Species Data

Class: Mammalia

Order: Carnivora

Family: Canidae

Scientific Name: Cuon alpinus

IUCN Red List status: Endangered

IUCN Species Range Map

 
 

Description

The Dhole, otherwise known as the Asiatic Wild Dog, Whistling Dog or Red Wolf, has been described as a canid which combines the characteristics of the Grey Wolf and the Red Fox. The Dhole has rust-coloured fur with a paler throat and underbelly, amber eyes and a dark tail. Compared to the African Wild Dog, it has a long backbone and short legs, but it shares rounded, rather than pointed, ears with its African relative.

 

 
 

Behaviour

The name Whistling Dog comes from one of its many types of vocalisations, a distinctive whistle used to reassemble pack members in their dense forest habitat. They live in packs and are highly sociable, resembling African Wild Dogs in social structure with less of a dominance hierarchy than Grey Wolves. However, the packs regularly split off into small clans of 3-5 individuals for hunting, which is optimal for catching fawns during the spring season.

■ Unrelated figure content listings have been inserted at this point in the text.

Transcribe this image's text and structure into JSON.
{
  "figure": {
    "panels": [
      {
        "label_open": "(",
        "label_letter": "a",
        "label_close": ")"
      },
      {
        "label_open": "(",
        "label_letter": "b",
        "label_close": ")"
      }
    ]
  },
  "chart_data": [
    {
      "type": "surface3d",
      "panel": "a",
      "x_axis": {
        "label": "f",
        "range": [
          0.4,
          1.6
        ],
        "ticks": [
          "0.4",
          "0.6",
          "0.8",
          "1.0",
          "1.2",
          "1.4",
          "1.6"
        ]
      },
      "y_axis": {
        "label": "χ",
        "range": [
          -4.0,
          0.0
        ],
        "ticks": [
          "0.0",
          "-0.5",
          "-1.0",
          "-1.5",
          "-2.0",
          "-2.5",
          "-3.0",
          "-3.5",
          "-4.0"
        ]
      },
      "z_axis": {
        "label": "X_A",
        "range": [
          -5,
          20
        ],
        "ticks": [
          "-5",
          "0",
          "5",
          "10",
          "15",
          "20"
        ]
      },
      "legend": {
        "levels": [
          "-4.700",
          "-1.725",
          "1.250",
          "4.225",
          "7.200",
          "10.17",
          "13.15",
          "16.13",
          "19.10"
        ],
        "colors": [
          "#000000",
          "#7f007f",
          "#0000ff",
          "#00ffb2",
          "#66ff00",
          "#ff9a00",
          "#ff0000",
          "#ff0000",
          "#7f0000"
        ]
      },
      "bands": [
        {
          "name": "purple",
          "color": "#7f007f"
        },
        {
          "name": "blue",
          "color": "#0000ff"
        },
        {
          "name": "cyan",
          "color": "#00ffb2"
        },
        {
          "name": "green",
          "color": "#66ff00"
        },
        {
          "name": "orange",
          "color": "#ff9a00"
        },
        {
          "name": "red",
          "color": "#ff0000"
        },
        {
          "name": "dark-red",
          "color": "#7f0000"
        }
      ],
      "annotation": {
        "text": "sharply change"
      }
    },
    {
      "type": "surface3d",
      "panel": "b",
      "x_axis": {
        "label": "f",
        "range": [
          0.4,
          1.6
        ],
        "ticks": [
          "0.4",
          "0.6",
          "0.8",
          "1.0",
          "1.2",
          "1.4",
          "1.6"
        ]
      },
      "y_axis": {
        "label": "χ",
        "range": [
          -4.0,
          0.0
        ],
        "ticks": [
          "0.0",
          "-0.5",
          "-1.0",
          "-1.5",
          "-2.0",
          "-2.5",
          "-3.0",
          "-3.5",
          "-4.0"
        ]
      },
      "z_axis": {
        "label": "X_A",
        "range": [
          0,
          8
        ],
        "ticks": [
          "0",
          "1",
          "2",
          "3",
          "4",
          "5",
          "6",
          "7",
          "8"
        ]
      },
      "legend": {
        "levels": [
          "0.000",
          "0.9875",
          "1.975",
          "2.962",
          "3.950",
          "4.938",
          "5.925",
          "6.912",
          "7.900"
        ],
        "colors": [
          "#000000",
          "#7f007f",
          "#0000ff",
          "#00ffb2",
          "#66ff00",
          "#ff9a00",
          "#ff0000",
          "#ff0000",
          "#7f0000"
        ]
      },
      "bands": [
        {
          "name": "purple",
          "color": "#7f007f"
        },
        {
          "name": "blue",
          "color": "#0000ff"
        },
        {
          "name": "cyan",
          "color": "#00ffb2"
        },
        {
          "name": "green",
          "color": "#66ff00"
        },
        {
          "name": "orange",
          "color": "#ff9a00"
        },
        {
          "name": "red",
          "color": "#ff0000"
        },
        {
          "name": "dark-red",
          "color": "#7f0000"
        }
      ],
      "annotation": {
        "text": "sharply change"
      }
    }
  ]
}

They raise their young in complex cavernous dens which can become interconnected with other dens in the area. The largest and most complicated of these dens are developed over many generations of dholes and are shared by clan females when raising young together. Litters usually consist of 4-6 pups after a gestation period of around 60 days, and when females raise young together one or more adults will always remain at the den while the rest of the pack hunts until the pups are old enough to join in. Due to their pack hunting strategy, dholes can bring down prey animals over ten times their size. Their diet includes Sambar Deer, Gaur, Water Buffalo and there is even one record of a pack bringing down an Indian Elephant calf.

 

 

 

Habitat

Dholes live in forested areas and meadows, often at high altitudes. Their chosen habitats have high prey density, easily accessible water and appropriate den sites.

 
 

 

Threats and Conservation

The historic range of Dholes stretched over the Indian subcontinent, up into Korea, China and Russia and down through Malaysia and Indonesia. However, as vast tracts of forest have been cleared for timber and human developments, Dholes have become far less wide-spread. They have also been persecuted by hunters in the past and are vulnerable to diseases such as rabies spread by domestic dogs.

More research needs to be conducted on the Dhole distribution to assess their conservation status definitively, but it is accepted that the network of tiger reserves in India and Nepal are key to their current prevalence in these countries.